最近はSTEAMでも配信され、PCでも楽しむことができるようになりました。
私が知っているものだけでも、英語版、中国版、ブラジル版といった言語バリエーションの他に、クトゥルフを題材にした「ラブクラフト・レター」、バットマン、スターウォーズ、漫画宝石の国とのコラボ版、おそ松さんともコラボしました。やあ、すさまじいですね。軽く情報サイトを除くと、基本である「ラブレター」だけで、50種類近くの言語やパッケージを変えたバリエーションがあるらしいです。
アークライト
どんなゲームを出すのさ
今回出すのは二作。『The Last Brave』と『CHAINsomnia~アクマの城と子どもたち~』とのこと。
「Fate/Grand Order」自体のフィギュアチェスボードゲームも最近出しましたが、そちらはもう皆さん知っていたり、情報が各所に出ていますので、今回は横においておきましょう(ごめんね、なすびちゃん)。
今回発表されたのはこの二作ですね。『The Last Brave』 のイラストはラブレターと同じ人でしょうか。パッケージからはいつものカナイセイジ作品といった感じ。一方で『CHAINsomnia~アクマの城と子どもたち~』は、かわいらしいイラスト。
この時点で、ボードゲーマーは「The Last Brave」に興味をひかれる人が多いのではないでしょうか。なによりもパッケージの時点で「デザイン・カナイセイジ」と記述されています。
引用しましょう。
『The Last Brave』は、カナイセイジ氏(カナイ製作所 代表)がゲームデザインを手掛けた“勇士創像バトルロイヤルカードゲーム”です。約2400通りのキャラクターの組み合わせと、ゲームの序盤と終盤で大きく変化する戦況を見極めて戦う戦略性が特徴です。
『CHAINsomnia~アクマの城と子どもたち~』は、ディライトワークスが企画・開発を行い、カナイセイジ氏と白坂翔氏(JELLY JELLY CAFE代表)が監修した“探索×協力型脱出ゲーム”です。

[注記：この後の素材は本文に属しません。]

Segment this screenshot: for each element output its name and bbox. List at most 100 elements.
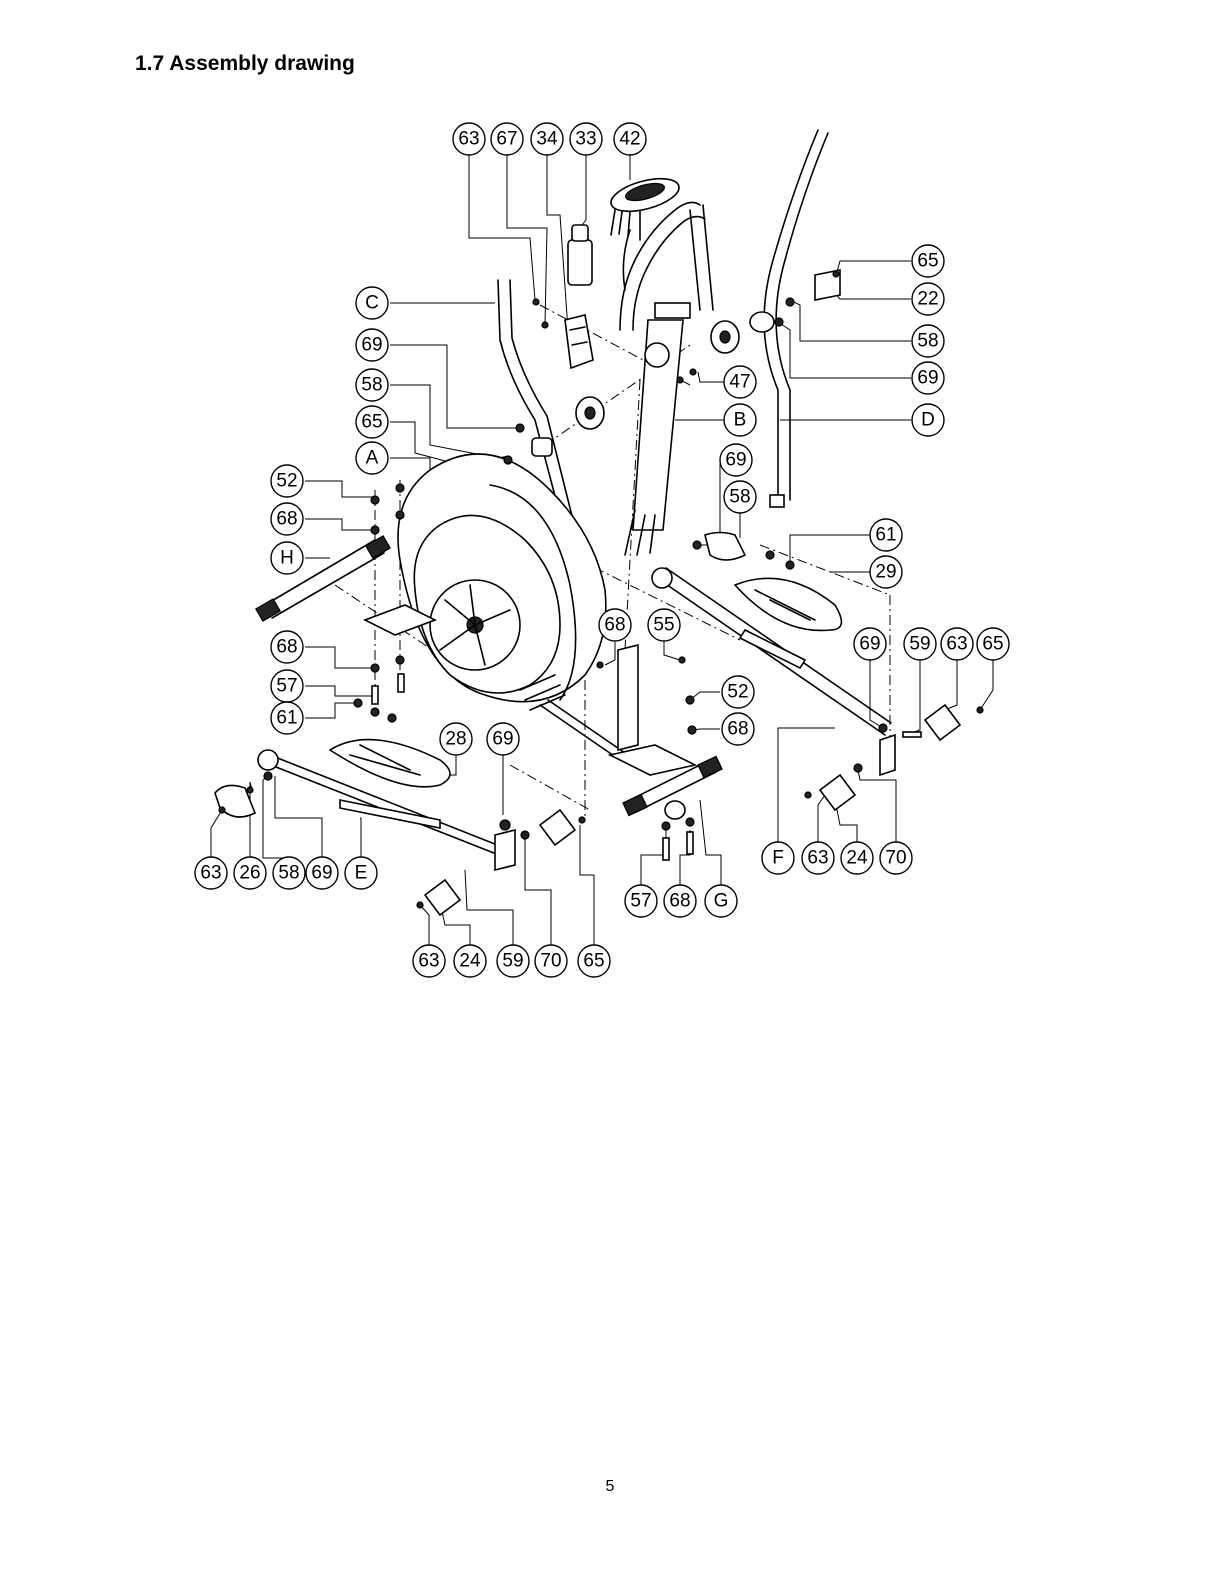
svg-text:26: 26 xyxy=(239,863,260,884)
callout-57: 57 xyxy=(271,670,303,702)
svg-text:42: 42 xyxy=(619,129,640,150)
callout-F: F xyxy=(762,842,794,874)
svg-text:29: 29 xyxy=(875,562,896,583)
callout-28: 28 xyxy=(440,723,472,755)
callout-69: 69 xyxy=(912,362,944,394)
svg-text:68: 68 xyxy=(727,719,748,740)
callout-C: C xyxy=(356,287,388,319)
svg-text:69: 69 xyxy=(859,634,880,655)
svg-text:F: F xyxy=(772,848,784,869)
callout-55: 55 xyxy=(648,609,680,641)
callout-63: 63 xyxy=(941,628,973,660)
svg-text:61: 61 xyxy=(875,525,896,546)
svg-text:47: 47 xyxy=(729,372,750,393)
callout-26: 26 xyxy=(234,857,266,889)
callout-57: 57 xyxy=(625,885,657,917)
callout-33: 33 xyxy=(570,123,602,155)
callout-58: 58 xyxy=(912,325,944,357)
svg-text:63: 63 xyxy=(418,951,439,972)
svg-text:59: 59 xyxy=(909,634,930,655)
callout-29: 29 xyxy=(870,556,902,588)
callout-68: 68 xyxy=(664,885,696,917)
callout-47: 47 xyxy=(724,366,756,398)
svg-text:B: B xyxy=(734,410,747,431)
callout-65: 65 xyxy=(977,628,1009,660)
svg-text:63: 63 xyxy=(946,634,967,655)
callout-69: 69 xyxy=(306,857,338,889)
callout-59: 59 xyxy=(497,945,529,977)
callout-61: 61 xyxy=(271,702,303,734)
callout-68: 68 xyxy=(599,609,631,641)
svg-text:58: 58 xyxy=(917,331,938,352)
svg-text:G: G xyxy=(714,891,729,912)
callout-34: 34 xyxy=(531,123,563,155)
flywheel-housing xyxy=(398,454,606,710)
callout-63: 63 xyxy=(413,945,445,977)
callout-68: 68 xyxy=(722,713,754,745)
svg-text:68: 68 xyxy=(276,637,297,658)
svg-text:58: 58 xyxy=(361,375,382,396)
svg-text:24: 24 xyxy=(846,848,868,869)
callout-52: 52 xyxy=(271,465,303,497)
callout-70: 70 xyxy=(535,945,567,977)
callout-58: 58 xyxy=(724,481,756,513)
svg-text:61: 61 xyxy=(276,708,297,729)
svg-text:52: 52 xyxy=(727,682,748,703)
callout-65: 65 xyxy=(578,945,610,977)
callout-B: B xyxy=(724,404,756,436)
svg-text:70: 70 xyxy=(540,951,561,972)
svg-text:68: 68 xyxy=(276,509,297,530)
callout-E: E xyxy=(345,857,377,889)
svg-text:69: 69 xyxy=(917,368,938,389)
svg-text:52: 52 xyxy=(276,471,297,492)
left-pedal-arm xyxy=(215,740,515,870)
svg-text:58: 58 xyxy=(729,487,750,508)
svg-text:22: 22 xyxy=(917,289,938,310)
callout-G: G xyxy=(705,885,737,917)
water-bottle xyxy=(565,225,593,368)
callout-58: 58 xyxy=(356,369,388,401)
callout-67: 67 xyxy=(491,123,523,155)
callout-69: 69 xyxy=(487,723,519,755)
svg-text:69: 69 xyxy=(311,863,332,884)
svg-text:63: 63 xyxy=(200,863,221,884)
callout-D: D xyxy=(912,404,944,436)
right-handlebar xyxy=(750,130,828,507)
svg-text:H: H xyxy=(280,548,294,569)
callout-22: 22 xyxy=(912,283,944,315)
callout-61: 61 xyxy=(870,519,902,551)
svg-text:69: 69 xyxy=(725,450,746,471)
svg-text:55: 55 xyxy=(653,615,674,636)
svg-text:57: 57 xyxy=(276,676,297,697)
callout-70: 70 xyxy=(880,842,912,874)
svg-text:69: 69 xyxy=(492,729,513,750)
svg-text:63: 63 xyxy=(458,129,479,150)
svg-text:68: 68 xyxy=(604,615,625,636)
svg-text:E: E xyxy=(355,863,368,884)
callout-H: H xyxy=(271,542,303,574)
callout-65: 65 xyxy=(356,406,388,438)
svg-text:70: 70 xyxy=(885,848,906,869)
callout-52: 52 xyxy=(722,676,754,708)
svg-text:28: 28 xyxy=(445,729,466,750)
callout-69: 69 xyxy=(356,329,388,361)
callout-balloons: 63 67 34 33 42 C 69 58 65 A 52 68 H 68 5… xyxy=(195,123,1009,977)
svg-text:A: A xyxy=(366,448,379,469)
callout-69: 69 xyxy=(854,628,886,660)
callout-24: 24 xyxy=(454,945,486,977)
handlebar xyxy=(620,202,713,330)
svg-text:59: 59 xyxy=(502,951,523,972)
svg-text:63: 63 xyxy=(807,848,828,869)
svg-text:69: 69 xyxy=(361,335,382,356)
callout-63: 63 xyxy=(195,857,227,889)
callout-68: 68 xyxy=(271,631,303,663)
svg-text:C: C xyxy=(365,293,379,314)
callout-59: 59 xyxy=(904,628,936,660)
callout-63: 63 xyxy=(802,842,834,874)
callout-A: A xyxy=(356,442,388,474)
svg-text:65: 65 xyxy=(361,412,382,433)
svg-text:58: 58 xyxy=(278,863,299,884)
svg-text:34: 34 xyxy=(536,129,558,150)
page-number: 5 xyxy=(0,1478,1220,1496)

プレイヤー同士で相談し、助け合いながら進む戦略性や、ランダムで生成される城のマップなど、何度でも新鮮な感覚で遊べることが特徴です。 最新情報 | ディライトワークス株式会社
やはり、それぞれでゲームデザインが違うのですね。
新入社員が開発したゲーム『CHAINsomnia~アクマの城と子どもたち~』
2018年の新入社員さんが開発し、その監修をカナイセイジさんとボードゲームカフェJELLY JELLY CAFE代表の白坂翔さんが行ったとのこと。強力型ということで、ゲームクリアを目指して、皆で相談しながらゲームを進めるタイプみたいですね。エンディングが複数用意されていて、高難易度とのこと。これは、燃えます!!

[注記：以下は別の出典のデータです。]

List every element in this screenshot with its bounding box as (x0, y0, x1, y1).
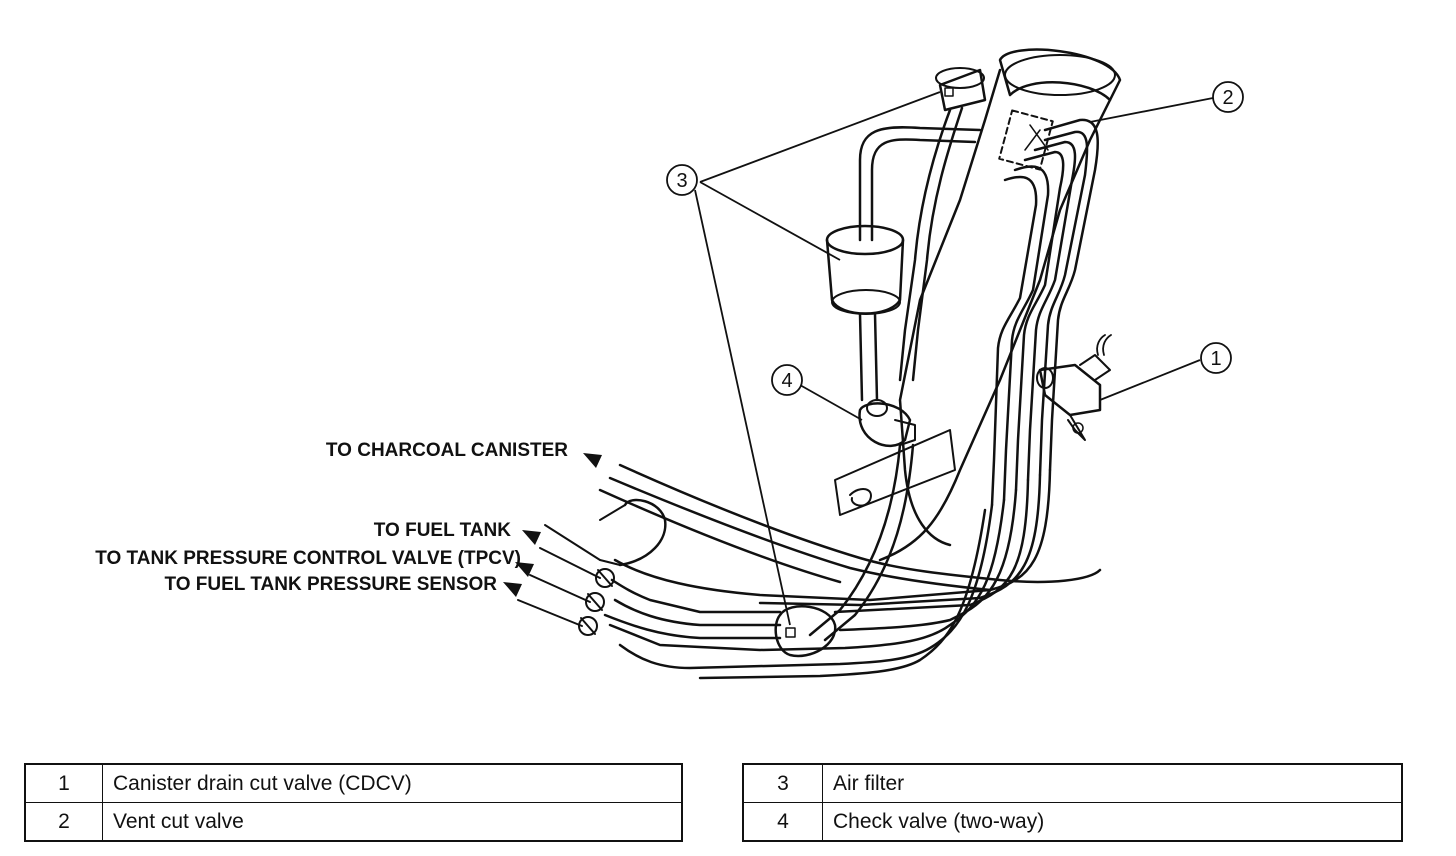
leader-4 (799, 384, 863, 421)
callout-4: 4 (781, 370, 792, 392)
filler-neck (834, 48, 1122, 562)
arrow-charcoal (583, 453, 602, 468)
callout-2: 2 (1222, 87, 1233, 109)
legend-table-left: 1 Canister drain cut valve (CDCV) 2 Vent… (24, 763, 683, 842)
vent-cut-valve (998, 109, 1054, 171)
fuel-tank-pipe (599, 498, 667, 567)
label-tpcv: TO TANK PRESSURE CONTROL VALVE (TPCV) (95, 548, 521, 569)
leader-3c (694, 189, 791, 626)
table-row: 3 Air filter (742, 763, 1403, 803)
callout-1-circle (1200, 342, 1232, 374)
arrow-tpcv (515, 562, 534, 577)
leader-3b (699, 181, 841, 261)
callout-3-circle (666, 164, 698, 196)
legend-table-right: 3 Air filter 4 Check valve (two-way) (742, 763, 1403, 842)
legend-num: 2 (24, 802, 103, 842)
hose-connectors (578, 568, 615, 636)
legend-text: Vent cut valve (102, 802, 683, 842)
air-filter-canister (825, 224, 905, 402)
arrow-fuel-tank (522, 530, 541, 545)
callout-3: 3 (676, 170, 687, 192)
callout-2-circle (1212, 81, 1244, 113)
label-fuel-tank: TO FUEL TANK (374, 520, 512, 541)
callout-4-circle (771, 364, 803, 396)
arrow-sensor (503, 582, 522, 597)
table-row: 1 Canister drain cut valve (CDCV) (24, 763, 683, 803)
legend-num: 1 (24, 763, 103, 803)
leader-3a (699, 91, 941, 183)
leader-2 (1089, 97, 1214, 123)
leader-1 (1099, 359, 1201, 401)
canister-drain-cut-valve (1036, 334, 1112, 441)
evap-hose-diagram: 3 2 1 4 TO CHARCOAL CANISTER TO FUEL TAN… (95, 48, 1244, 680)
table-row: 4 Check valve (two-way) (742, 802, 1403, 842)
legend-num: 4 (742, 802, 823, 842)
legend-num: 3 (742, 763, 823, 803)
callout-1: 1 (1210, 348, 1221, 370)
legend-text: Canister drain cut valve (CDCV) (102, 763, 683, 803)
table-row: 2 Vent cut valve (24, 802, 683, 842)
label-pressure-sensor: TO FUEL TANK PRESSURE SENSOR (164, 574, 497, 595)
legend-text: Air filter (822, 763, 1403, 803)
label-charcoal-canister: TO CHARCOAL CANISTER (326, 440, 568, 461)
air-filter-top (898, 67, 987, 382)
legend-text: Check valve (two-way) (822, 802, 1403, 842)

キャラクターを選択し、タイルを引いていくことによってマップが生成されていき、その中を探索していくなかでアイテム、能力、イベントを解決していく。といったような協力型ゲームの定番を手堅く抑えている印象です。可愛らしいキャラクター、カードテキスト、と、TCGの雰囲気もちょっとあるかもしれませんね。ルールブックは20ページを超えていて、かなりガッツリなゲームの印象です。
ボードゲーマー向けへの説明としては、パンデミックやフラッシュポイントといったデッキ切れ負け、途中にエピデミックがあるアクションポイントを消費しながら探索する協力ゲームといえばすんなり楽しめると思います。

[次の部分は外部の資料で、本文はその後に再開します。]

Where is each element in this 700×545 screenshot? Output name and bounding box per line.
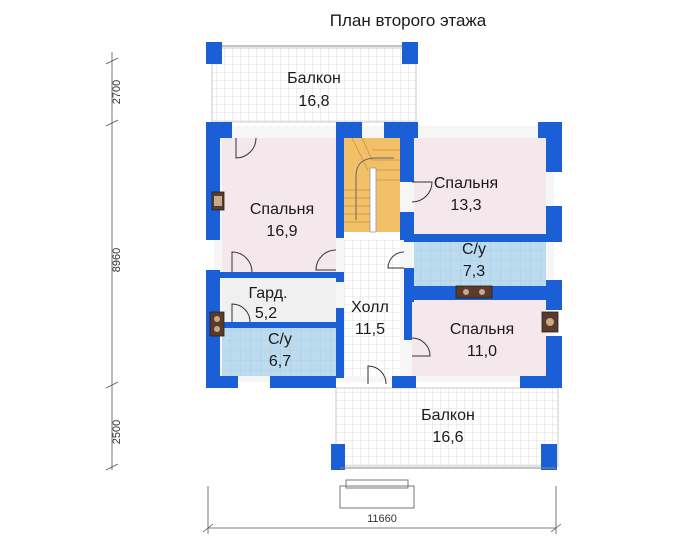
svg-text:7,3: 7,3 <box>463 263 485 280</box>
room-label-balcony-top: Балкон 16,8 <box>287 70 341 110</box>
svg-text:Гард.: Гард. <box>249 285 288 302</box>
dim-top-balcony: 2700 <box>111 80 123 104</box>
room-label-bath-right: С/у 7,3 <box>462 241 486 280</box>
stoop-outline <box>339 479 415 509</box>
dim-house-depth: 8960 <box>111 248 123 272</box>
balcony-top <box>206 42 418 123</box>
room-label-bedroom-bottom-right: Спальня 11,0 <box>450 321 514 360</box>
room-label-bedroom-top-right: Спальня 13,3 <box>434 175 498 214</box>
bedroom-top-right-fill <box>414 138 546 234</box>
plan-title: План второго этажа <box>330 11 487 30</box>
svg-text:Холл: Холл <box>351 299 389 316</box>
room-label-bedroom-left: Спальня 16,9 <box>250 201 314 240</box>
svg-text:Балкон: Балкон <box>421 407 475 424</box>
bath-left-fill <box>222 326 336 376</box>
room-label-hall: Холл 11,5 <box>351 299 389 338</box>
room-label-balcony-bottom: Балкон 16,6 <box>421 407 475 446</box>
dim-total-width: 11660 <box>367 513 397 525</box>
svg-text:С/у: С/у <box>268 331 292 348</box>
dimension-lines <box>105 52 562 534</box>
svg-text:13,3: 13,3 <box>450 197 481 214</box>
svg-text:Спальня: Спальня <box>450 321 514 338</box>
bath-fixtures <box>209 191 559 337</box>
svg-text:Балкон: Балкон <box>287 70 341 87</box>
svg-text:5,2: 5,2 <box>255 305 277 322</box>
hall-tile <box>344 240 400 376</box>
svg-text:Спальня: Спальня <box>250 201 314 218</box>
svg-text:16,6: 16,6 <box>432 429 463 446</box>
svg-text:С/у: С/у <box>462 241 486 258</box>
svg-text:16,8: 16,8 <box>298 93 329 110</box>
balcony-bottom <box>331 387 559 470</box>
svg-text:11,5: 11,5 <box>355 321 385 338</box>
door-swings <box>231 137 433 385</box>
dim-bottom-balcony: 2500 <box>111 420 123 444</box>
room-label-wardrobe: Гард. 5,2 <box>249 285 288 322</box>
svg-text:16,9: 16,9 <box>266 223 297 240</box>
svg-text:6,7: 6,7 <box>269 353 291 370</box>
svg-text:Спальня: Спальня <box>434 175 498 192</box>
svg-text:11,0: 11,0 <box>467 343 497 360</box>
bath-right-fill <box>414 240 546 286</box>
staircase <box>344 137 400 233</box>
room-label-bath-left: С/у 6,7 <box>268 331 292 370</box>
bedroom-bottom-right-fill <box>412 300 546 376</box>
wardrobe-fill <box>222 278 336 322</box>
bedroom-left-fill <box>222 138 336 272</box>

プレイヤーたちは館の脱出を試みる子どもたちの一人となります。手番では、アクションポイントを消費することで、移動したり、アイテムを獲得することができるようです。アイテムを消費したり装備することによって有利になっていきます。移動によって館を移動しながら、有利になるように状況を進めていく必要がありますね!
プレイヤー全員が行動したら、敵が行動します。イベントが解決され、どんどん不利になっていくようです。
厳しくなっていく状況に、皆でちからを合わせて、相談しながら、わちゃわちゃとしたゲームプレイが展開されそうです。
カナイセイジがデザインする『The Last Brave』
カードを組み合わせてオリジナルの戦士を作り出し最強を決める。組み合わせ無限の対戦ゲームのようです。プレイ人数も多い!
勝利条件は自身以外の全員を倒すこと。シンプル。力、強い、俺、負けない。
10分程度で楽しめるシンプルめなゲームの印象です。カード4枚だけを使用して、自身の戦士をマネジメントする。どの順番で、どのカードを切っていくのか。だれと戦っていくのか。そのシンプルな読み合いが熱い展開を予感させます。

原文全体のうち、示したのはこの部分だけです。